Ruf celebrated his first wedding anniversary Monday at the Winter Meetings in Nashville by accepting the Jim Bauman Trophy for leading the Minor Leagues in home runs. Ruf had an incredible year, hitting 38 home runs at Double-A Reading, three with the Phils and 10 in winter ball in Venezuela. His eye-popping production has propelled him into the mix for a job with Philadelphia come Opening Day. But how much Ruf enters into that equation (and what job) depends on the offseason moves the Phillies make before holding their first workouts in Clearwater, Fla., in February.
Ruf will be ready to compete, regardless of what happens.
"I've kind of always had the mindset that they'll give me an opportunity to show what I can do in Spring Training," he said at the Opryland Hotel and Convention Center. "I need to take advantage of it. I don't think it really matters who they sign, what they do. If I can show that I can help the team in some way, if that's starting every game, if that's playing first base here and there, if it's doing anything, they'll give me that opportunity."
The Phillies desperately need a right-handed bat with some power. They had hoped for B.J. Upton, but he signed with the Atlanta Braves. A source told MLB.com on Monday the Phils have interest in Rangers infielder Michael Young, who would play third base. They also could have some interest in Chicago Cubs outfielder Alfonso Soriano and Colorado Rockies outfielder Michael Cuddyer, two players they have tried to acquire in the past.
But couldn't Ruf be that guy?
He already is on the 40-man roster, and he would not cost Philadelphia anything. But there is some risk there. Ruf had a great 2012, but he isn't a sure thing to repeat that success at the big league level in '13. That is why the Phillies are looking for a big bat or two. If they can find those bats externally, they would feel more comfortable giving Ruf a shot.

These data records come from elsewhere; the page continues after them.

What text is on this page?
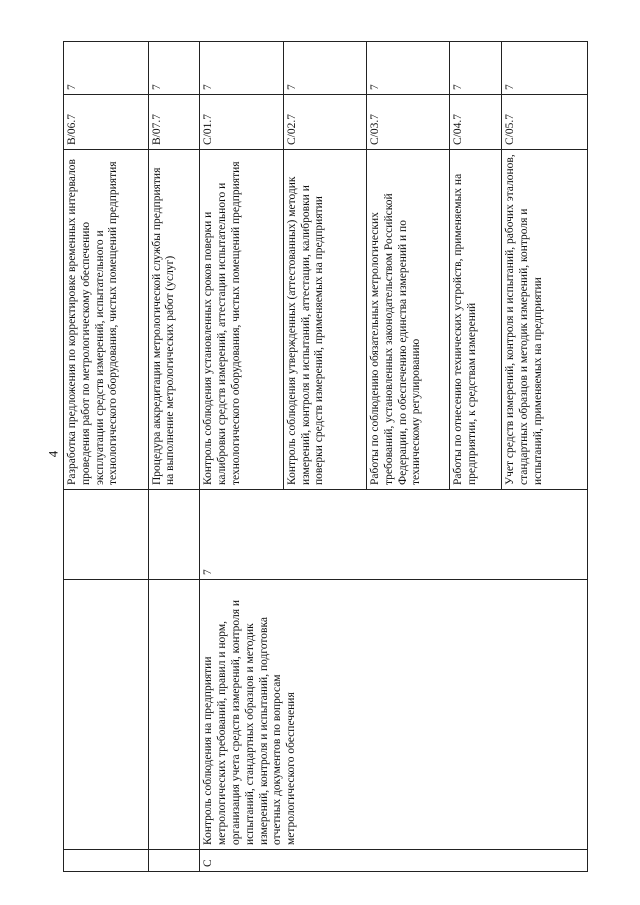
4
			Разработка предложения по корректировке временных интервалов проведения работ по метрологическому обеспечению эксплуатации средств измерений, испытательного и технологического оборудования, чистых помещений предприятия	B/06.7	7
			Процедура аккредитации метрологической службы предприятия на выполнение метрологических работ (услуг)	B/07.7	7
C	Контроль соблюдения на предприятии метрологических требований, правил и норм, организация учета средств измерений, контроля и испытаний, стандартных образцов и методик измерений, контроля и испытаний, подготовка отчетных документов по вопросам метрологического обеспечения	7	Контроль соблюдения установленных сроков поверки и калибровки средств измерений, аттестации испытательного и технологического оборудования, чистых помещений предприятия	C/01.7	7
			Контроль соблюдения утвержденных (аттестованных) методик измерений, контроля и испытаний, аттестации, калибровки и поверки средств измерений, применяемых на предприятии	C/02.7	7
			Работы по соблюдению обязательных метрологических требований, установленных законодательством Российской Федерации, по обеспечению единства измерений и по техническому регулированию	C/03.7	7
			Работы по отнесению технических устройств, применяемых на предприятии, к средствам измерений	C/04.7	7
			Учет средств измерений, контроля и испытаний, рабочих эталонов, стандартных образцов и методик измерений, контроля и испытаний, применяемых на предприятии	C/05.7	7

"We're trying to shore up some of those question marks with someone we'll know will be more consistent and more experienced and with better track records," Phillies general manager Ruben Amaro Jr. said. "Our job is to try to put the best possible team we can put on the field. That's the challenge. Do you shore up a couple of outfield spots to give guys a chance to battle out in one spot? I'd rather that happen in one or two spots rather than three or four."
Some of Ruf's teammates seemed to think he could repeat his success, though.
"You're that guy," former Phils outfielder Juan Pierre told Ruf last September. "They're going to have to fill holes next year and you want to be that guy."
Ruf, who is a natural first baseman, also needs to prove he can handle the outfield. He played regularly there in Venezuela, and he said he is getting more comfortable. If that is true, that is good news.
"I'm getting to balls I didn't think I'd be able to get to," Ruf said. "Knowing a little bit more maybe what I can and can't get to. But I know I still have areas I can improve in the outfield."
Said Amaro: "He's going to get an opportunity to play a lot. We'll see what he does. He has a long ways to go in the outfield. But he's committed to doing it. We'll see. ... It's tough to evaluate in Spring Training. The eyes will tell you whether the guy has improved enough to play. Hopefully we'll find out a little bit more if he's polished enough to handle it on the offensive side of the game too. He's kind of jumped onto the scene. But he has an element in his game that doesn't come around very often, and that's power. It's not just because he hit 20 home runs in a month [in August]. He had productive at-bats and continued to improve throughout the year. That's a good sign. He hit well in a league with good pitching."
Ruf will head back to Nebraska for the rest of the offseason before getting to Clearwater some time in January.